Poésie: La mort peinte par Auxence Gomboulou


Paru aux éditions Essaim plumes, son récent chef-d’œuvre intitulé « Au rencard de la mort » invite à dépasser les rancunes et à cultiver l’amour et la solidarité.


Par Marielle Ongono


La mort, un passage inéluctable pour tous. Ce mot, Auxence Carmen Sandy Gomboulou en a donné l’essence dans les 105 pages de son ouvrage paru aux éditions Essaim Plumes. « Au rencard de la mort » est un recueil qui explore la fragilité de la vie et la certitude de la mort. À travers une écriture à la fois lyrique et philosophique, l’auteur interroge nos relations humaines, nos illusions de puissance et la course effrénée vers les biens matériels. Plus encore, l’auteur invite à dépasser les rancunes et à cultiver l’amour et la solidarité. L’ouvrage est composé de plusieurs poèmes : « Au rencard de la mort » ; « Prière d’un accapareur » ; « Qui es-tu, la mort ? »; « Je partirai à l’au-delà » ; « Pourquoi ? » ; « De la vie à la mort »; « Si je venais à mourir » ; « À titre posthume » ; « Pourquoi as-tu arraché ? » ; « La vie, ma sœur siamoise » ; « Prière de m’inhumer » ; « J’ai arraché » ; « Nous partirons » ; « Je suis » ; « Testament matriarcal » ; « Sidobé n’est plus » ; « La terre enterre » ; « Vanité des vanités ».
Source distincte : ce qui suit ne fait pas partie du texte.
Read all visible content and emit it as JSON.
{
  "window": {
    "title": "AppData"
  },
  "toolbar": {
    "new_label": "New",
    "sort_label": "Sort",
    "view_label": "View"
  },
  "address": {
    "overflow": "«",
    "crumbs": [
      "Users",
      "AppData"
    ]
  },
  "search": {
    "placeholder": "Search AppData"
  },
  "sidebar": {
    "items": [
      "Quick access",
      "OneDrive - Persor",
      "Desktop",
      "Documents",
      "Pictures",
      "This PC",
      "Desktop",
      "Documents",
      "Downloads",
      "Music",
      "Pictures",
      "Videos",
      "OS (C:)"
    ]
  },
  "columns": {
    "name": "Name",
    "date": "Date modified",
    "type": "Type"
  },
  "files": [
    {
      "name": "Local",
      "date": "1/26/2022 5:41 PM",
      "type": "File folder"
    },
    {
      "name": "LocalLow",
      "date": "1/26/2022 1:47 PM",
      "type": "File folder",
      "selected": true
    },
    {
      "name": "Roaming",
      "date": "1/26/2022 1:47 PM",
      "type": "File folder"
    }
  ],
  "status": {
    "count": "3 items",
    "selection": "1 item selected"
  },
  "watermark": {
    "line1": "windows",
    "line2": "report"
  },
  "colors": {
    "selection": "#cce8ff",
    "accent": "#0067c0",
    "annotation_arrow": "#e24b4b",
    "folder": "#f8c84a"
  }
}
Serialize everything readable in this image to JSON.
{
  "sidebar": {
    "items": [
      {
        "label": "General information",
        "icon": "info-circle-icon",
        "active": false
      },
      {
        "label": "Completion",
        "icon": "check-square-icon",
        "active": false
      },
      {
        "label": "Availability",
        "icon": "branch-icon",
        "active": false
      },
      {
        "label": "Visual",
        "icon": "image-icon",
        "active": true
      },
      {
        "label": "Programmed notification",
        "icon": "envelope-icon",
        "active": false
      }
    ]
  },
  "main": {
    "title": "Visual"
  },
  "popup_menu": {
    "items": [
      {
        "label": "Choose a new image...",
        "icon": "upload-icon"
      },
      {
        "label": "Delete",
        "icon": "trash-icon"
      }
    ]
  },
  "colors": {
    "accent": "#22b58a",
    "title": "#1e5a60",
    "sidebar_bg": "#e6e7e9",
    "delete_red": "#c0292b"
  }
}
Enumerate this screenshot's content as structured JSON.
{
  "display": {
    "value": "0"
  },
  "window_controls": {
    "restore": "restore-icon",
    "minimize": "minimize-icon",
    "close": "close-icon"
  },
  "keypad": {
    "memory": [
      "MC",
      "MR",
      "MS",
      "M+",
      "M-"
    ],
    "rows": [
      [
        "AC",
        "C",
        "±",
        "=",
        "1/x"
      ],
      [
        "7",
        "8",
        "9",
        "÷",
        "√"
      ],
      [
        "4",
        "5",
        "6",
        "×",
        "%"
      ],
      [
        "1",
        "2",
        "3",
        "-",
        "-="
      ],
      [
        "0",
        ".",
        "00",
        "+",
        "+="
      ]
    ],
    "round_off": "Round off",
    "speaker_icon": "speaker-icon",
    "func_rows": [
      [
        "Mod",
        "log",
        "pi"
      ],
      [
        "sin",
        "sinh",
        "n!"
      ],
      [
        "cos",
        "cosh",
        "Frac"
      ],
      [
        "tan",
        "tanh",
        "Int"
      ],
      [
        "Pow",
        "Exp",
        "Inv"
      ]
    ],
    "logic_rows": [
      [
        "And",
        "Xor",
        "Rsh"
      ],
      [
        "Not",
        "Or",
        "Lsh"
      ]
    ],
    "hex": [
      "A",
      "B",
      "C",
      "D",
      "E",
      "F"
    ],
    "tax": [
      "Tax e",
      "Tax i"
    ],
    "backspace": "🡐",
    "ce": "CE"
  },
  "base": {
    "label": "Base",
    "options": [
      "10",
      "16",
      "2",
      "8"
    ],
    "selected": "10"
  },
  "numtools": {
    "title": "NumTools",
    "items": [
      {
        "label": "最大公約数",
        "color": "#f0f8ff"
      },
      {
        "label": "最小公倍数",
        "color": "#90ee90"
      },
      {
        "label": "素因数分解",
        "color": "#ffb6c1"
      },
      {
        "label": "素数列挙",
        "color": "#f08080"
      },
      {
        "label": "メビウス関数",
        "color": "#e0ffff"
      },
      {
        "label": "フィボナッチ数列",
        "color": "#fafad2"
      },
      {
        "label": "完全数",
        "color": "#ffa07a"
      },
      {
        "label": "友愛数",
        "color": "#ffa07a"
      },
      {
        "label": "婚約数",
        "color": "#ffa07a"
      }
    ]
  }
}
Des descriptions saisaisantes font écho dans ce recueil de poèmes. « Ô la mort, je suis encore au matin de ma vie. Tu n’es pas civilisée ; on vient voir quelqu’un par rencard ou par audience », écrit-il avec ironie et gravité à la fois. « Ô la mort,  je suis encore au matin de ma vie. Tu n’es pas civilisée ;  on vient voir quelqu’un, par rencard ou par audience. On n’a pas rencard ce matin.  Reviens un autre jour. Quand je serai au soir de ma vie. Au rencard de la mort,  je plaiderai ma cause et présenterai l’œuvre de mes mains  pour qu’elle ne me prenne pas tout ce que je saisis,  qu’elle ne réduise pas tout mon butin en pourriture et qu’elle tarde à m’emporter ». L’auteur décrit également les différentes émotions observées après la disparition d’un proche. « Ô la mort, le jour de ta venue, ceux qui me haïssent vont se réjouir. Ceux qui m’aiment auront des sanglots dans la voix, des gémissements et des pleurs. Ceux qui convoitent mon épouse seront gais, ceux qui m’admirent auront de la peine pour la veuve et les orphelins ».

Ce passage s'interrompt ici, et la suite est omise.